I am recently learning from Loring W. Tu's An Introduction to Manifolds the concept graded algebra, which is used for introducing exterior algebra. I don't understand the following definition:
An algebra $A$ over a field $K$ is said to be graded if it can be written as a direct sum $A=\bigoplus_{k=0}^{\infty}A^k$ of vector spaces over $K$ such that the multiplication map sends $A^k\times A^l$ to $A^{k+l}$.
Here are the questions:
- What does $k$ in $A^k$ mean? Is it a superscript or the power of $A$? (If it is the power, what does $A^0$ mean?)
- Since I don't know much but some very basic knowledge in abstract algebra, I am trying to understand the concept with some simple examples. (I don't quite understand the wiki article of graded algebra). Is there any example as simple as the linear space ${\mathbb R}^n$ for the graded algebra? And what does it look like concretely?
It's a superscript.
The standard example is the polynomial ring $K[x_1, ... x_n]$, which is graded by total degree. That is, you can take $A^k$ to be the subspace of homogeneous polynomials of degree exactly $k$. In fact this is the free graded $K$-algebra on $n$ elements of degree $1$.

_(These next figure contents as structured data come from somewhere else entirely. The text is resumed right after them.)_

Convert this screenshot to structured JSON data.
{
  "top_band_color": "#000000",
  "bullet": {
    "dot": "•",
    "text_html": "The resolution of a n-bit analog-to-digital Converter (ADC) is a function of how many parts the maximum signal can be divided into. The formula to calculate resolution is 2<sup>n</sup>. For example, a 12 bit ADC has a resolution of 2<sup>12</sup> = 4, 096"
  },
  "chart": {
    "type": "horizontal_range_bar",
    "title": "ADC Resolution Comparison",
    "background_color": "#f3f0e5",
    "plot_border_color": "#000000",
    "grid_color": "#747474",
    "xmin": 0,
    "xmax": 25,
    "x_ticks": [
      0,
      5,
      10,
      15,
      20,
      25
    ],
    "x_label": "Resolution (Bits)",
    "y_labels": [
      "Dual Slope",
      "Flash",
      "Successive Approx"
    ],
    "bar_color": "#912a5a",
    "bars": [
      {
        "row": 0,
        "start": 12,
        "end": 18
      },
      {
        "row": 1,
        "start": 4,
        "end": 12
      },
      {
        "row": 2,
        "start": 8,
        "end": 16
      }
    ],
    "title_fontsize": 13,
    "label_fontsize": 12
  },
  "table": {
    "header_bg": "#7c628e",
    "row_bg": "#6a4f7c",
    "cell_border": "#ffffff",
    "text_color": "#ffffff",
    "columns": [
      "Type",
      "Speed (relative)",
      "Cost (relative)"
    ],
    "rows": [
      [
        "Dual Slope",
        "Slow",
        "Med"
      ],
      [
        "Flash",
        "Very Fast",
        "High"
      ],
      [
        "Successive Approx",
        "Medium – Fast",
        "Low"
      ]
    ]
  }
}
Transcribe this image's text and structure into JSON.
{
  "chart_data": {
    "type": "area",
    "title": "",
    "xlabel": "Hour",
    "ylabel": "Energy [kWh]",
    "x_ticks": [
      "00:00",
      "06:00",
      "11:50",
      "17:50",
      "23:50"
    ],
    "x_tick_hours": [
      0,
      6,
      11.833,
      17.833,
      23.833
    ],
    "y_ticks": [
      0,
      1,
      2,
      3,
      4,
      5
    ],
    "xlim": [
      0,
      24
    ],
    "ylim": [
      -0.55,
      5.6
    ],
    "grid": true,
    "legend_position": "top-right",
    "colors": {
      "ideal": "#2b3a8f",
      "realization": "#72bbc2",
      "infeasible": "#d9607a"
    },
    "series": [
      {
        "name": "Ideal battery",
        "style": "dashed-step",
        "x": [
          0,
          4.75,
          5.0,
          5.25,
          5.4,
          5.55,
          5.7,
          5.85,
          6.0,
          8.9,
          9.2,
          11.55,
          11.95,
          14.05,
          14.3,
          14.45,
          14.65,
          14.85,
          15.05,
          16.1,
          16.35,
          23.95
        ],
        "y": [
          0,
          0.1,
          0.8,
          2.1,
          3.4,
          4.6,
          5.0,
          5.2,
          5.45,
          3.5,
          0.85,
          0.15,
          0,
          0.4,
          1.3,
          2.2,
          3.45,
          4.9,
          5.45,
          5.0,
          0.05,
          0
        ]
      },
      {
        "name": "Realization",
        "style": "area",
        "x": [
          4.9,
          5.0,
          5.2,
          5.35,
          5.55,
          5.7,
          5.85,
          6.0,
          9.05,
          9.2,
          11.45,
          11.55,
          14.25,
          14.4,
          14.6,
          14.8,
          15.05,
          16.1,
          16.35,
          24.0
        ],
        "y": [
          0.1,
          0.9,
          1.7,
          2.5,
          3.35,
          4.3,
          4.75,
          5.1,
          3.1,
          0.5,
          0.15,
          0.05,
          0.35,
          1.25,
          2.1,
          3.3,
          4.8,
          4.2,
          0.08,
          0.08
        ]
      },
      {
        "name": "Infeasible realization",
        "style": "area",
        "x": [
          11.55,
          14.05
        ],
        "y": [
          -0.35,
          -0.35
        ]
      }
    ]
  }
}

People who talk about graded algebras often don't bother to point out that specifying a grading is essentially the same thing as specifying a nice representation of the multiplicative group $K^{\times}$ on the algebra. An element $a \in K^{\times}$ acts on elements of degree $k$ by $x \mapsto a^k x$. The first axiom of a graded algebra says that the algebra splits up into a direct sum of irreducible representations, and the second axiom says that the action of $K^{\times}$ respects multiplication.